This Oct. 3 and 4, nearly 80 scholars will present panels, round table discussions and gallery exhibitions at the inaugural Visual Culture Colloquium, a collaboration of the Northwest Five Consortium funded by the Mellon Foundation.
Spanish and film studies professor Anna Cox, along with a committee of three professors from Whitman University, Lewis & Clark University and the University of Puget Sound, have been planning the colloquium for two years.
The event will rotate annually among the five members of the consortium, which also includes Reed College.
“Visual culture is the stripping of art history’s elitist connotations,” says Alex Geiszler '15, a Willamette art history student and Colloquium participant. “It’s deconstructing the notion of high and low art.”
Most of the presentations — the topics of which range from photography to gender studies to mathematics — will occur in the film studies theater in Ford 122. A pop-up gallery and poster session on Oct. 3 will allow visitors to view art and interact with the artists. The Rogers Music Center and the Hallie Ford Museum of Art will host gallery exhibitions, and keynote speaker Toby Miller will present Oct. 3 in Ford 122.

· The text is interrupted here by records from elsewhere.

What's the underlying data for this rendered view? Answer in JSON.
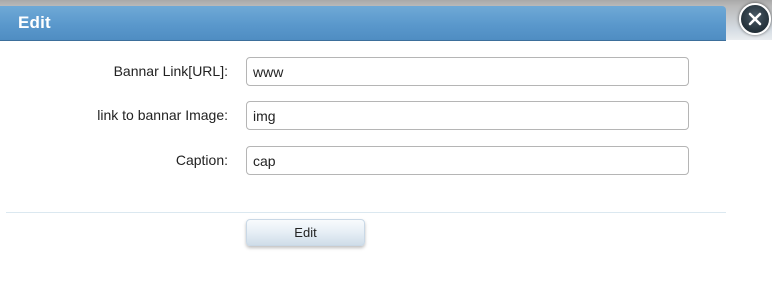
{
  "dialog": {
    "title": "Edit",
    "close_icon": "close-icon"
  },
  "form": {
    "fields": [
      {
        "label": "Bannar Link[URL]:",
        "value": "www"
      },
      {
        "label": "link to bannar Image:",
        "value": "img"
      },
      {
        "label": "Caption:",
        "value": "cap"
      }
    ],
    "submit_label": "Edit"
  },
  "colors": {
    "titlebar": "#5a98cc",
    "title_text": "#ffffff",
    "close_button": "#233039",
    "divider": "#dbe8f0"
  }
}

“Convergence” is the theme of the presentations.
“The idea behind the theme was to bring together people from all these different disciplines,” Cox says. “Not just art and art history, which would normally be associated with visual culture, but to broaden that. So, we have creative, scholarly and pedagogical submissions.”

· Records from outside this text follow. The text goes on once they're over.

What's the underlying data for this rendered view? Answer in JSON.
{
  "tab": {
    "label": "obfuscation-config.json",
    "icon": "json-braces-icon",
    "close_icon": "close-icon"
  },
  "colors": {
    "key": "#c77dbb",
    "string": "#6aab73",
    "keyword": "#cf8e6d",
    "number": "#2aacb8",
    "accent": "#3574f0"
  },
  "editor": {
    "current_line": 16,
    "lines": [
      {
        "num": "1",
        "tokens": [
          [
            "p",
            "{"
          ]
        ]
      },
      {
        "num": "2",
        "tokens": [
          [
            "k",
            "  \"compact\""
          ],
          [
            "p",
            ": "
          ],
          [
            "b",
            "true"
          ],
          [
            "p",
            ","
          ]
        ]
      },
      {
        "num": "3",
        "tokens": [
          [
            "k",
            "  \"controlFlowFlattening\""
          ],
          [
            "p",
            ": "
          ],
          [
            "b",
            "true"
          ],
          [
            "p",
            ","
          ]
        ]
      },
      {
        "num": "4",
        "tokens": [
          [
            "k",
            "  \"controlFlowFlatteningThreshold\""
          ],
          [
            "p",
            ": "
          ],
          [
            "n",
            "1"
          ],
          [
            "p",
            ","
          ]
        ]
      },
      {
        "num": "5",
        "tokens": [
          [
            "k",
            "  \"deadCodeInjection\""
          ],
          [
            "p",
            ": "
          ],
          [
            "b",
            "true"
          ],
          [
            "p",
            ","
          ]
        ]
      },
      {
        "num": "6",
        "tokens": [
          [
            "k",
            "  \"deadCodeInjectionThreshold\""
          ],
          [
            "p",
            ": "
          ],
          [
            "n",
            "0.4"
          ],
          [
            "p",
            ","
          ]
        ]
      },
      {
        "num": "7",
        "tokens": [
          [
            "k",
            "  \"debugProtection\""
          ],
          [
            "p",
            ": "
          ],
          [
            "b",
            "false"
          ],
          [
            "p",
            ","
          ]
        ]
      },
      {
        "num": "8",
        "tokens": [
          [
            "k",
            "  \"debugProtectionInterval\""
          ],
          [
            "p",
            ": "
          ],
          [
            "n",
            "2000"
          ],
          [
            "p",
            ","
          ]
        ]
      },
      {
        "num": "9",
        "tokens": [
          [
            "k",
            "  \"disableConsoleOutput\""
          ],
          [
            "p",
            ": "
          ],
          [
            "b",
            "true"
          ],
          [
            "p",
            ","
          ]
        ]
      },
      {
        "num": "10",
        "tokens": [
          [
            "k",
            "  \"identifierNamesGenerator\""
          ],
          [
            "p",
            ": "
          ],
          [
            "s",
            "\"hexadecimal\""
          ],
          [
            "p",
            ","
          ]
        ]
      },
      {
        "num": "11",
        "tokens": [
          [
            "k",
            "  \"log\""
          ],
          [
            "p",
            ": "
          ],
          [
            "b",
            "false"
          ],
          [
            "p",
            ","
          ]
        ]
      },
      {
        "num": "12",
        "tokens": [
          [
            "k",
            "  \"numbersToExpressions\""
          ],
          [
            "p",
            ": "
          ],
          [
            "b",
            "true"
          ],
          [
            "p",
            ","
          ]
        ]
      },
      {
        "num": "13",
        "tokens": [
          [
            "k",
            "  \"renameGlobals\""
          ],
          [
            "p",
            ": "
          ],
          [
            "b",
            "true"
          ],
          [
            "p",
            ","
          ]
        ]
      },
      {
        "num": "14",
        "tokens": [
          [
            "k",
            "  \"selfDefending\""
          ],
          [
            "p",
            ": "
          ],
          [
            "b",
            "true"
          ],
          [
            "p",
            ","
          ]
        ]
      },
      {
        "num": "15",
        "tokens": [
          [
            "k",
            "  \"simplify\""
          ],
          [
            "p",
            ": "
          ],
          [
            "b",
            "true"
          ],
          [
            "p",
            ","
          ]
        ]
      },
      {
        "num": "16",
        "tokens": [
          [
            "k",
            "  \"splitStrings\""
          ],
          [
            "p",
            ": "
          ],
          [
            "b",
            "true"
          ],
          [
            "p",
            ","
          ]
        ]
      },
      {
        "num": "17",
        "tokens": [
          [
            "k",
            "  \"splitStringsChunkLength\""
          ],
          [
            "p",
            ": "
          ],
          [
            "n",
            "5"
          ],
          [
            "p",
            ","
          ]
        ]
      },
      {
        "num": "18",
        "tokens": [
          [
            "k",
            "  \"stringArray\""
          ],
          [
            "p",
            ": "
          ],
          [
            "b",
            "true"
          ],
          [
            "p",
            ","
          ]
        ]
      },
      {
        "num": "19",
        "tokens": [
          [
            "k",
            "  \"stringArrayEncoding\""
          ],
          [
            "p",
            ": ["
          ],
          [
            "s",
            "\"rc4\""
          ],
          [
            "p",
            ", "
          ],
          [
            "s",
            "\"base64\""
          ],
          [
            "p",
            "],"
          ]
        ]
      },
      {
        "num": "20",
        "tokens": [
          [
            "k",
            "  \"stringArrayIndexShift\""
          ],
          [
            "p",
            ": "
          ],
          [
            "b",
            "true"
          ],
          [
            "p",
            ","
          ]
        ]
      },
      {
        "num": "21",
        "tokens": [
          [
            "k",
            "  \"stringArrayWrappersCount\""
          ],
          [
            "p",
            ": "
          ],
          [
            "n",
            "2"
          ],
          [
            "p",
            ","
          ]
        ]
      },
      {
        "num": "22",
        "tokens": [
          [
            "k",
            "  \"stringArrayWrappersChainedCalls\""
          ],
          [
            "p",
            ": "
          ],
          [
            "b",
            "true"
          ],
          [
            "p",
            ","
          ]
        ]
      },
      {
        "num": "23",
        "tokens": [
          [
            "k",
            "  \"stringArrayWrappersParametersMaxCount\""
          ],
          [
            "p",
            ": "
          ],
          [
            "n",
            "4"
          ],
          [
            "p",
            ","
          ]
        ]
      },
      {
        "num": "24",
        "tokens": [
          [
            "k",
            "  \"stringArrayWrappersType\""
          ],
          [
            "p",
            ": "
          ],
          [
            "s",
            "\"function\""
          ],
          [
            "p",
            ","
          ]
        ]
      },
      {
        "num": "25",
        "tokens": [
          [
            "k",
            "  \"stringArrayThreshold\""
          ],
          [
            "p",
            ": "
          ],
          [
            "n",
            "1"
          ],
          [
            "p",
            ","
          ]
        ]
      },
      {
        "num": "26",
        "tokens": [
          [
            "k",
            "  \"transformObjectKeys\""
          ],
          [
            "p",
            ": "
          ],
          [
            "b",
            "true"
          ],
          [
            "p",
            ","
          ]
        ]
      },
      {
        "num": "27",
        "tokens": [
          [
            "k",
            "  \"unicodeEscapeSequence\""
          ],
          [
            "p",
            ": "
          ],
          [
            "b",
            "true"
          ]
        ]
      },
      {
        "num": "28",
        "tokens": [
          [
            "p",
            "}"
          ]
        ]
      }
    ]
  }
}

Miller, an interdisciplinary social scientist whose work concentrates on cultural and media studies, will deliver a talk titled “Trashing the Humanities to Save Them and Us.”
The keynote lecture explores how the convergence of art, sustainability and the humanities determines how the study of humanities can help address the environmental crisis.
Geiszler says he looks forward to participating in an academic setting outside of a classroom.
“It’s really nice because we will be able to interact with professors and students from other schools. I think this will be one of the most enlightening experiences of my college career,” he says.
Cox says she hopes the colloquium will facilitate new connections between scholars at the various universities.
“I hope that it will be a productive space for the exchange of ideas,” Cox says, “and for making people realize that what they are working on over at Whitman, for example, is probably very similar to some of the things that people here at Willamette are working on.
“This could foster new relationships and new exchanges in the future for people working on similar things. That’s really the main goal in my mind.”
The Northwest 5 Consortium is a Mellon-funded association that provides grant opportunities for collaborative projects between faculty members at the various institutions. The Visual Culture Colloquium is financed by the NW5C’s Fund for Collaborative Inquiry.
All colloquium lectures and events are free and open to the public. A full program of events is available online.